Was bayerische Eltern, die sich in WhatsApp-Gruppen austauschen, bestätigen. Sie beschreiben etwa, wie sich das Verhalten ihrer Kinder allmählich negativ verändert. Ein offenes Ohr finden Eltern bei den Ergänzenden Unabhängigen Teilhabeberatungen, die es überall in Bayern gibt.

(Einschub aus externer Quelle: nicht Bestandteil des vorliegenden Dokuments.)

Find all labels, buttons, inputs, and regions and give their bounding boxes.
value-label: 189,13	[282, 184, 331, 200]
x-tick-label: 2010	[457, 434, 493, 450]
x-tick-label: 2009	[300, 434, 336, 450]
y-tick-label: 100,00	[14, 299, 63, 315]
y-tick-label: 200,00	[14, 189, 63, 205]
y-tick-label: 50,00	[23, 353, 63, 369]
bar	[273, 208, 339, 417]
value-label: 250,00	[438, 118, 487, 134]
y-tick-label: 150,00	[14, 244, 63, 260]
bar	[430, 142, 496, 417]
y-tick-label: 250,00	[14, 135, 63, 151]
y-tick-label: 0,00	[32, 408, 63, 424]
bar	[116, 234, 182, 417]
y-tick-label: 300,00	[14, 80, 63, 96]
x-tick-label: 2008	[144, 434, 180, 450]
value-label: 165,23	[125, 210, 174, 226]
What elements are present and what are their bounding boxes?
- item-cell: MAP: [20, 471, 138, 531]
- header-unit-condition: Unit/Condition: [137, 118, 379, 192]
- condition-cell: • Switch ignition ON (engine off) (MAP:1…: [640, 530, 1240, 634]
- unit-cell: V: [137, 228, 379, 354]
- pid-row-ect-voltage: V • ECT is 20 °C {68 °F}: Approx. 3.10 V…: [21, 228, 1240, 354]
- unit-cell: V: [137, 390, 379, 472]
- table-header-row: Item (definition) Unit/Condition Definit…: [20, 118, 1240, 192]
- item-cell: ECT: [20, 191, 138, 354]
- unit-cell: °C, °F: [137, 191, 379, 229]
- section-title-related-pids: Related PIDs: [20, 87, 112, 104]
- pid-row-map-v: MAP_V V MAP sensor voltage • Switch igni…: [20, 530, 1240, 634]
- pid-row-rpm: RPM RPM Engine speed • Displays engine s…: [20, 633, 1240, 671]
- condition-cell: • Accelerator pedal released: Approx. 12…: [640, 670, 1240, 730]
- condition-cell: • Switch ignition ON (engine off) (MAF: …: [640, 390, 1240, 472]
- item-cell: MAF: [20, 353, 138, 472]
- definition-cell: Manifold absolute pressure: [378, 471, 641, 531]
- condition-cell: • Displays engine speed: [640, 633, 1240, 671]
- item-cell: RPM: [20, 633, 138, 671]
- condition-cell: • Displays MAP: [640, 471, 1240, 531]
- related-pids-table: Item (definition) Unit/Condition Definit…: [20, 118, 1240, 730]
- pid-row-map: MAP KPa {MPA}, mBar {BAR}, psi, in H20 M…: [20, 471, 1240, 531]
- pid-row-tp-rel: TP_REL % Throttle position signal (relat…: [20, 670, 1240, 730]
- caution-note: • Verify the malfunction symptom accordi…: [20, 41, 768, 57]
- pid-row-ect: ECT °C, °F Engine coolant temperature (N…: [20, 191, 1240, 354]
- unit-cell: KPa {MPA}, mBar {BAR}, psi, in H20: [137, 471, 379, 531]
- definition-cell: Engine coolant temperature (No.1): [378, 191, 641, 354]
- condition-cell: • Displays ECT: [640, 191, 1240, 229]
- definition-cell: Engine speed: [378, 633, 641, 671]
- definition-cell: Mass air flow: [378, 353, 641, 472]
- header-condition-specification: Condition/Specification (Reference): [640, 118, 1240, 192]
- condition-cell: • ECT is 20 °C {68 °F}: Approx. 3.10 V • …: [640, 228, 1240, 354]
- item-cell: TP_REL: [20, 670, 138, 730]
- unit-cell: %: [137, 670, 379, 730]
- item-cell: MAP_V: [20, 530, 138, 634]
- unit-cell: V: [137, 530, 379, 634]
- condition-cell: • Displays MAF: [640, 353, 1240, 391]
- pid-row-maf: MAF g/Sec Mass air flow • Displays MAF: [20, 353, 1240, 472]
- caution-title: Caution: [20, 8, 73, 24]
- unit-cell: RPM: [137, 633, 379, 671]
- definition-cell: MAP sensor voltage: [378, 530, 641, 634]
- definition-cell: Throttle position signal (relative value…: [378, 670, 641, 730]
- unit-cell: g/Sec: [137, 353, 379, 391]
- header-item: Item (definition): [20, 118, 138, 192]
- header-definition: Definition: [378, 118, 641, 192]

Im unterfränkischen Gemünden berät Sylvia Glassen. Die momentane Situation bringt Eltern mit behinderten Kindern an ihre psychischen und körperlichen Grenzen, sagt sie. Besonders überlastet seien Eltern mit behinderten Kindern, die selbst eine Behinderung oder chronische Erkrankung haben. Die Pflege sei nun noch aufwendiger.

Die Energie für die Betreuung der Kinder ist auch dann schnell aufgebraucht, wenn die Lebensumstände prekär sind, schildert Thomas Reinsdorf, der die Heilpädagogische Tagesstätte des Vereins Kinderschutz München leitet. Hier werden regulär rund 30 von seelischer Behinderung bedrohte Kinder betreut. Fast alle Eltern haben sich entschieden, ihr Kind in der Krise weiterbetreuen zu lassen. Ein Teil der Kinder stammt aus Familien mit Suchtproblematik, einige Familien leben unter beengten Wohnverhältnissen, auch Arbeitslosigkeit oder Gewalt zählen zu den Belastungsfaktoren. Was sie in der Krise bisher erlebt haben, ist für manche Eltern sehr niederdrückend gewesen, heißt es von der Initiative Offene Behindertenarbeit - evangelisch in der Region München (OBA).

Viele Familien hofften nun, dass ihre Situation nach Abklingen der Pandemie besser wird, als sie bisher war, so Mitarbeiterin Elisabeth Krauss: Sie wünschen sich künftig flexiblere Betreuungsmöglichkeiten und weniger Stress in der Schule.